A collection for CRS takes place on Laetare Sunday, the 4th Sunday of Lent, and those moneys go to the national office to directly help with the poor around the world. Thanks to the support of CRS, the Catholic Church can be a presence in some of the most desolate places on earth as a sign of hope, but more importantly, as a physical presence for aid.
Every Lent families, schools, parishes and individuals can participate in CRS Rice Bowl, a program with decades of experience helping U.S. Catholics serve the world. 85% of the funds raised by Rice Bowl are sent to CRS. 25% stays here in the Archdiocese of Omaha to help with local emergencies that affect the poor. The videos below are examples of the kind of amazing work CRS does all over the world.

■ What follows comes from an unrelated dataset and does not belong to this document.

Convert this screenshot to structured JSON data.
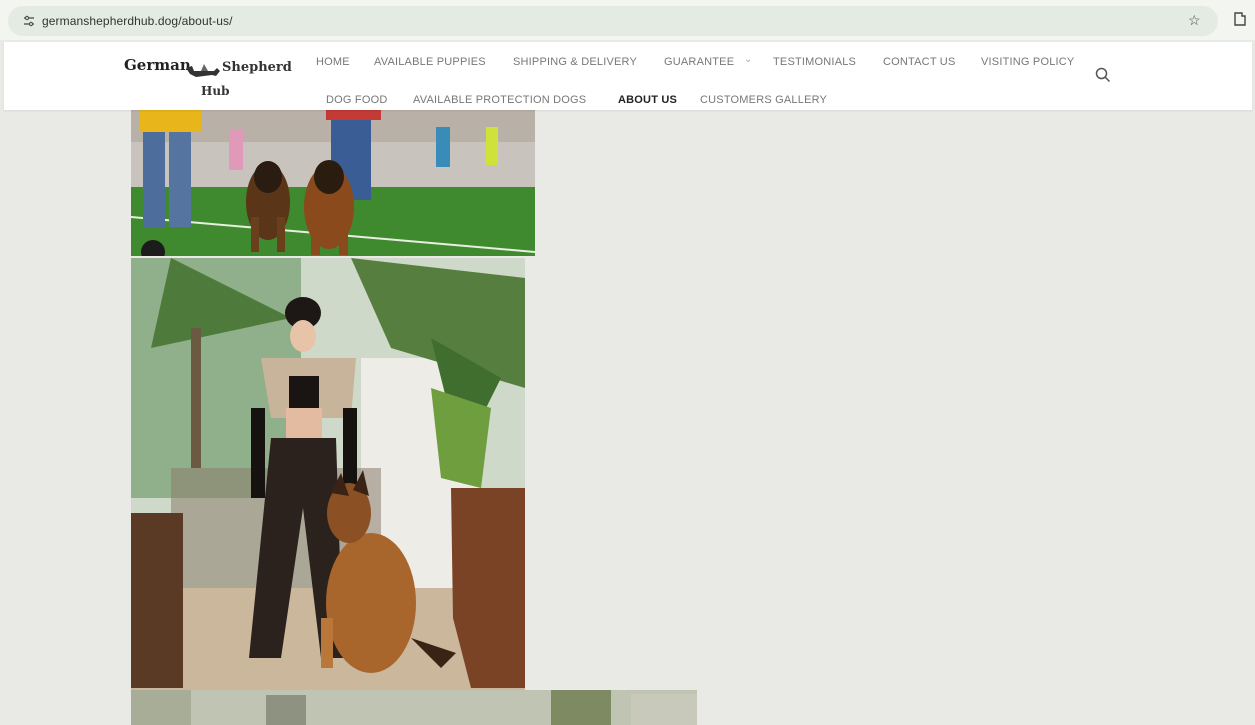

Hungering for Learning in Honduras
Hungering for a Healthy Start in Rwanda
Catholic Identity and CRS
Some accusations against CRS claim that CRS violates Church teaching by supporting organizations that work against the Church’s teachings on life and sexuality. CRS has addressed these accusations here. The facts are that the U.S. Bishops – including our own Archbishop George J. Lucas – oversee the Catholic identity of CRS. They are confident that CRS works in ways that do not violate Church teaching. Also pro-life moral theologians and institutions have been brought in to assess present and past grants which come from CRS. They too are confident of the Catholic identity of CRS.